In ARP mode, one node in your cluster assumes the responsibility of advertising all service IPs to the local network. From the network’s perspective, it simply looks like that machine has multiple IP addresses assigned to its network interface.

ARP mode does this by listening for ARP requests, and responding to requests for the service IPs it knows about.

ARP mode’s major advantage is universality: it will work on any ethernet network, with no special hardware required, not even fancy routers.

Load-balancing behavior

In ARP mode, all traffic for all service IPs goes to one node. From there, kube-proxy spreads the traffic to all the service’s pods.

In that sense, ARP mode does not implement a load-balancer. Rather, it implements a failover mechanism so that a different node can take over should the current leader node fail for some reason.

Limitations

ARP mode has two main limitations you should be aware of: single-node bottlenecking, and slow failover.

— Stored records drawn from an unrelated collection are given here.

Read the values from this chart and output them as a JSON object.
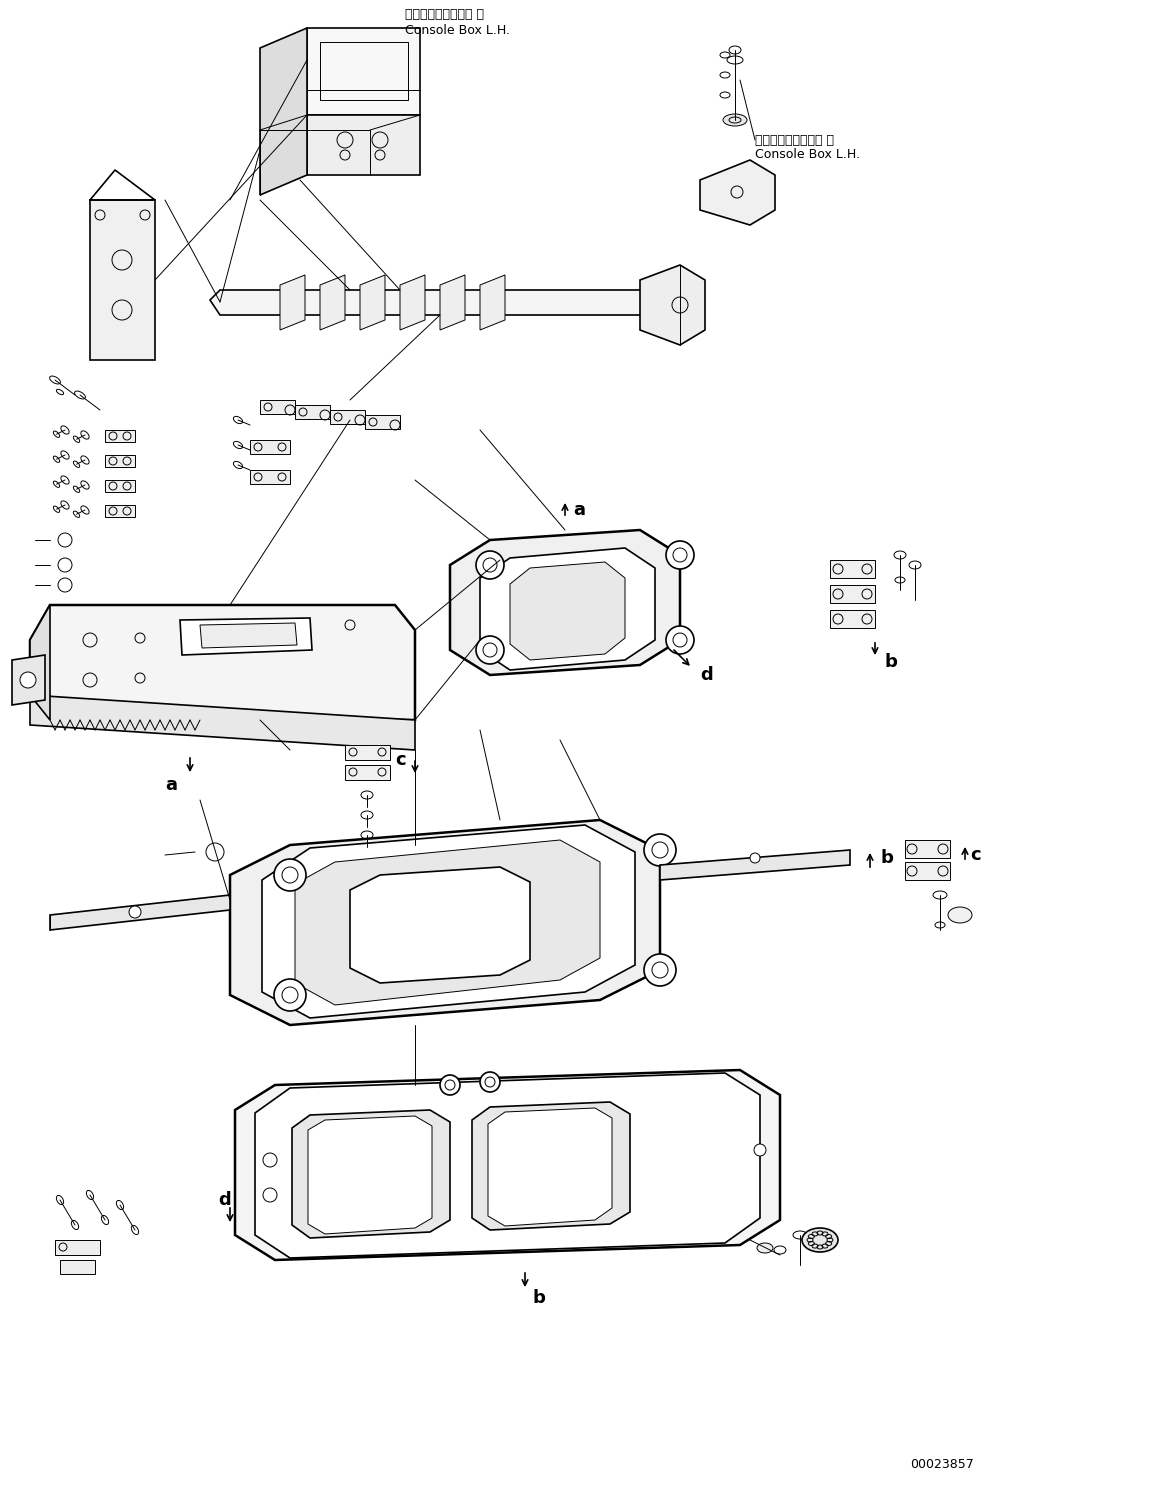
{
  "background_color": "#ffffff",
  "line_color": "#000000",
  "figure_width": 11.58,
  "figure_height": 14.91,
  "dpi": 100,
  "part_number": "00023857",
  "console_box_label_jp": "コンソールボックス 左",
  "console_box_label_en": "Console Box L.H.",
  "console_box_label_jp2": "コンソールボックス 左",
  "console_box_label_en2": "Console Box L.H.",
  "label_a": "a",
  "label_b": "b",
  "label_c": "c",
  "label_d": "d",
  "lw1": 0.7,
  "lw2": 1.2,
  "lw3": 1.8,
  "fs_label": 13,
  "fs_small": 8.5
}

As explained above, in ARP mode a single leader-elected node receives all traffic for all service IPs. This means that your cluster ingress bandwidth is limited to the bandwidth of a single node. This is a fundamental limitation of using ARP to steer traffic.

In the current implementation of ARP mode, failover between nodes is quite slow. ARP mode does not use virtual MAC addresses to facilitate failovers, so if the cluster leader switches from node A to node B, traffic from existing clients will continue to flow to node A until the client’s ARP caches expire. On most systems, the ARP cache expires every 1-2 minutes.

This means that during a planned failover, you should keep the old leader node up for a couple of minutes after flipping leadership, so that it can continue forwarding traffic for old clients until their ARP caches refresh.

During an unplanned failover, the service IPs will be unreachable until the clients refresh their ARP cache entries.

This slow failover is a limitation of the current implementation of ARP mode. Future improvements will eliminate the failover delay.